Haque went on to explain by referring back to the early days of the Web. Back then the Web already consisted of many, many pages, but it was difficult to navigate. Most people simply did not know what was out there, nor was there an easy way to discover new things. This changed when Yahoo! started cataloging the Web and created a directory for people to browse. Suddenly, the Web became far more accessible. This enabled people to discover new things and, as Haque was keen to emphasize, each new discovery can lead people to new creative ideas. Inspiration through exposure, so to speak.
Pachube was launched with the same idea in mind. With commercially available sensor technology becoming cheaper and open source hardware platforms like Arduino reaching maturity, it’s become easier than ever to collect and share large quantities of data. What Yahoo! did for the Web, Pachube hopes to do for the world on a much larger scale. By gathering data, Haque hopes it will inspire people to be more active and creative by giving insight into things that were hitherto inaccessible or simply unknown.

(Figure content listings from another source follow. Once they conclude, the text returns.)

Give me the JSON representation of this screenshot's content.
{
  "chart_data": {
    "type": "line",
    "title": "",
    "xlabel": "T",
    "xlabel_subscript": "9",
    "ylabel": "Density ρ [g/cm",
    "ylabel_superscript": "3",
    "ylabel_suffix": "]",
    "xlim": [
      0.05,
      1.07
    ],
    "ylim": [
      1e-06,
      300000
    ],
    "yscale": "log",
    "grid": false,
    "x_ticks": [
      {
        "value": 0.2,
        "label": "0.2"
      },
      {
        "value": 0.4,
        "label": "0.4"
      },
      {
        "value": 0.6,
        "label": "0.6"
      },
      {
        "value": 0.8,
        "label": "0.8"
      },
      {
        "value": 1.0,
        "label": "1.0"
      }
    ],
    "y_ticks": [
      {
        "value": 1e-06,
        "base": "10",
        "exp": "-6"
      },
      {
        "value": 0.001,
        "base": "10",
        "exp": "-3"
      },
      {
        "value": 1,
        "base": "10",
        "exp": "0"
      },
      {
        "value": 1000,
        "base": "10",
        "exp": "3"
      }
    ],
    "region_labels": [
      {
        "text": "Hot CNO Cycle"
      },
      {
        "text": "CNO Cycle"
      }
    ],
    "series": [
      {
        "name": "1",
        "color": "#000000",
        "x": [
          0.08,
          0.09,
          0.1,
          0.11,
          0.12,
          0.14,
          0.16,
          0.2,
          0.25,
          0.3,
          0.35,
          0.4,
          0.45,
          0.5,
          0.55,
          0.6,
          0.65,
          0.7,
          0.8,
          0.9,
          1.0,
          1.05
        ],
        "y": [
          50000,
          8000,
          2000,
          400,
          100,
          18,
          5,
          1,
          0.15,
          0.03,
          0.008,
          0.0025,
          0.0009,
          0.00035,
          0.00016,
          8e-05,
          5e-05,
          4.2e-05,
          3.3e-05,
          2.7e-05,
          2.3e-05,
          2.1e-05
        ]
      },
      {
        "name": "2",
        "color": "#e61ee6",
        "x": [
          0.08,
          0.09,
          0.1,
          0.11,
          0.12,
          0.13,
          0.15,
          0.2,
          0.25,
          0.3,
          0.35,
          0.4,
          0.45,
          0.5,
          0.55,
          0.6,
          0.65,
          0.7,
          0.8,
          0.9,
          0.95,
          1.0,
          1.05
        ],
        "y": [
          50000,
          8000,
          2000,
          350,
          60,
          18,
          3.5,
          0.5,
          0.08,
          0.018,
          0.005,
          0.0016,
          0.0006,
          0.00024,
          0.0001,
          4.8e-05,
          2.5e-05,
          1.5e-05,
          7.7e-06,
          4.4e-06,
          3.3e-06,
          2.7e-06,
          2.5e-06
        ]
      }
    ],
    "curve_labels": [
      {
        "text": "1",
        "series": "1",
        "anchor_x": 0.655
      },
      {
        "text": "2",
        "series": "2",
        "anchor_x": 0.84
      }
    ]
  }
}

One recent example, mentioned by Haque, was the grid of Geiger counters that now exists in the Fukushima area surrounding the shutdown power station. As with many things, this grid started small. At first there was only one Geiger counter, but it wasn’t even close to Fukushima. It might have been a sensor somewhere in a Kyoto science lab set up to measure background radiation. It’s particular reason for being active isn’t that important, however. What is, is that this single sensor inspired people to set up a whole grid of Geiger counters close to Fukushima so that the everyone could have access to real-time data about the radiation levels in the area without having to rely on government reports or newscasts.
One more example I’d like to single out is Haque’s project to measure the air quality in Barcelona. Generally, Haque explained, air quality sensors are placed out of reach of citizens, on top off buildings or up high against walls. Of course, people don’t live, walk and breath on top off buildings, they do so on the street level. Haque’s solution to this mismatch was to send a team of students out into into the streets of Barcelona and have them wipe down street level surfaces with paper napkins. This, of course, is a very low-tech yet intuitive way to measure air born particulate in the area. It is perhaps not the most accurate nor rigorous scientific method to use, but that is not its primary concern. The strengths of this methodology are twofold. First, it actively involves people in the act of measuring. Having to pay close attention to the grime and particulate on the streets makes one far more likely to start caring and to actively support a more environmentally sound way of life. Second, many passers-by on the street were intrigued by what the students were doing. Admittedly, the fact that they were wearing mouth masks made them stand out rather easily, but the important thing is that people were interrupted in their routines and stopped to think about the pollution in their city.
This is what Haque’s work is really about. He likes to trigger people. It might take a worldwide network of sensors or it might just take a paper napkin, the key idea behind all of his work is to get people to engage with their surroundings, to be active, to be critical. This is exactly the overall point that Social Cities of Tomorrow is trying to make. It’s about the people, not the technology.